Kahlo continues to charm other equal rights rebels, young artists, LGBTQ+ campaigners, Latino migrants, filmmakers and artisans, and in 2025 her work “El sueño (La cama)” sold for $54.7m, becoming the most expensive ever painted by a woman. A true trailblazer.
And nearly a hundred years later we see her face emblazoned everywhere, from T-shirts to Barbies and hair conditioner, unleashing a universal creativity yet sadly—and anathema to Kahlo’s ideas—through commerce. To capitalism, Frida is the gift that keeps on giving.

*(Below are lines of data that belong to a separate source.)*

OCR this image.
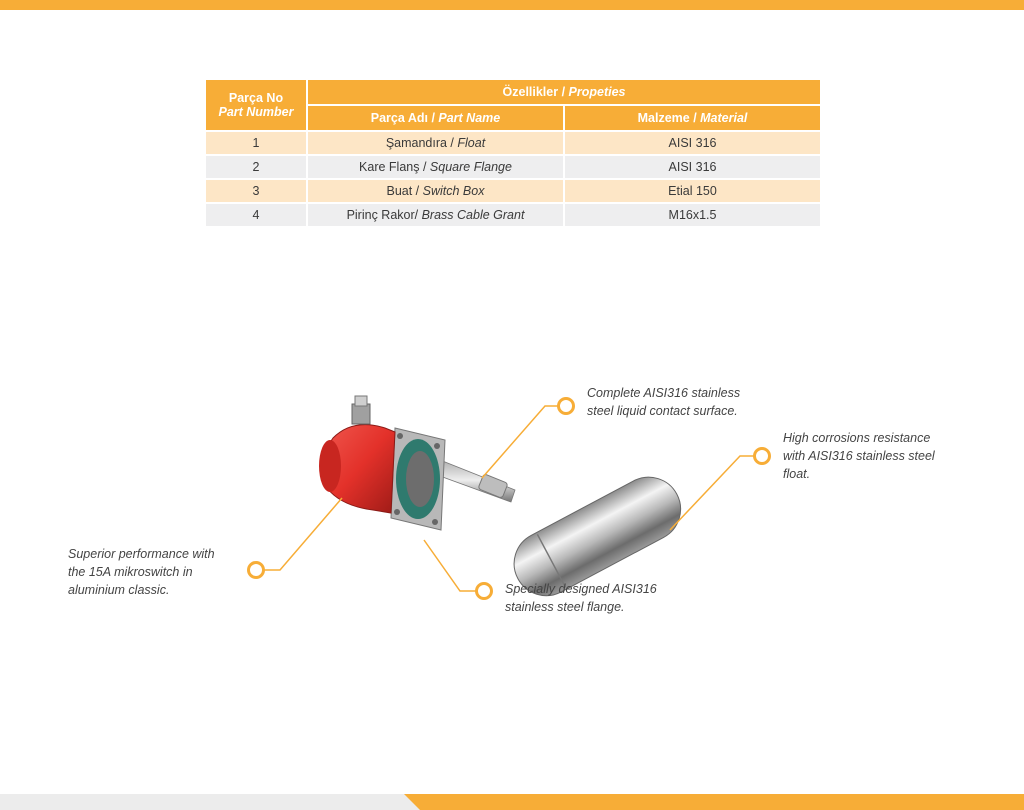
Parça No
Part Number	Özellikler / Propeties	
	Parça Adı / Part Name	Malzeme / Material
1	Şamandıra / Float	AISI 316
2	Kare Flanş / Square Flange	AISI 316
3	Buat / Switch Box	Etial 150
4	Pirinç Rakor/ Brass Cable Grant	M16x1.5
Complete AISI316 stainless
steel liquid contact surface.
High corrosions resistance
with AISI316 stainless steel
float.
Superior performance with
the 15A mikroswitch in
aluminium classic.	Specially designed AISI316
stainless steel flange.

It is against this backdrop that Tate Modern in London has launched its latest blockbuster exhibition “Frida: The Making of an Icon”.
Spoiler alert: if you expect to find a gallery full of Frida’s own paintings, you may be disappointed, or conclude that the exhibition seems a lost opportunity. “The Making of an Icon” is curated in a way that intends to contextualize Kahlo alongside her contemporaries and new artists, who often create in greater scale.
In the first room the minuscule plaster bodice of Frida “the activist” welcomes the visitor. Is this a gypsum tattoo? It bears her two major wounds: a hammer and sickle and an unborn child.
But rather than revealing to visitors her political statement, it stands alone: visitors pay more attention to her nude photos or the beautiful self-portrait she gifted to her parting boyfriend.
For André Breton, “Mexique” was the place that best embodied Surrealism—and Kahlo’s works were proof of it. Encouraged by Breton, she exhibited in Paris, and some mementos of this exhibition are part of the Tate’s show.
Frida “the foreigner” is put to the visitor through her tiny but highly critical “My dress hangs here”. In this work, created during her brief stay in the United States, she literally “hangs out to dry” her clean and colourful linen, dangling it from two grey and sterile concrete skyscrapers. A toilet crowns one of them, while tiny masses of Mexican campesinos and workers form the the base of the monstruous city.
The message is obvious, after three years in capitalist America you can see my clothes here … but I am somewhere else, It is a shame that this statement has been dwarfed by Mexican American Laura Aguilar’s much larger “Three Eagles Flying”, an excellent photo tryptic, alongside it.
The intimacy of personal objects of Kahlo on display, such as her diary, corsets, a decorated orthopaedic boot, and her “Viva la Vida” painting, which she finished eight days before her death, can be missed among the monumental works chosen by the curators.
Nonetheless, if visitors come with an open mind they will find that the “after Frida” selections in this exhibition are interesting and refreshing, and an opportunity to interact with works by artists that can only be seen in the US or other countries.

After all, “Frida: The Making of an Icon” intends to showcase how Kahlo’s ripple effect has changed the world of art.
Notable works include the vivid and tortuous “Birth Tear Embroidery 3” by Judy Chicago; “Con todo respeto” is a cheeky nudge to Frida’s “The bus” and about commuter Mexican reality by queer artist Nahum Zenil; “Ghetto Frida’s Mission Memories” by Rio Yañez of Galeria de la Raza, offers a Latinx comic-book take on Kahlo’s life.
Other standout pieces are: “Frida the last Portrait” by Chicano artist Marcos Raya; “Silueta Series, Mexico” by Cuban Ana Mendieta; and the shrine installation “Frida Temple” by Amalia Mesa-Bains.
“Old arguments with indigenism” by Nalin Malani from India join Frida and the artist herself; and “Self-portrait with Frida” by Chinese American Nancy Hom explores identity and family.
Tate Modern’s show coincides with a series of other events across London to celebrate Kahlo in a summer of unrestrained “Fridamania”.
And from the grave her image will keep watching you, maybe expecting that since she is all things to all people she may influence one day the social change she dreamt of.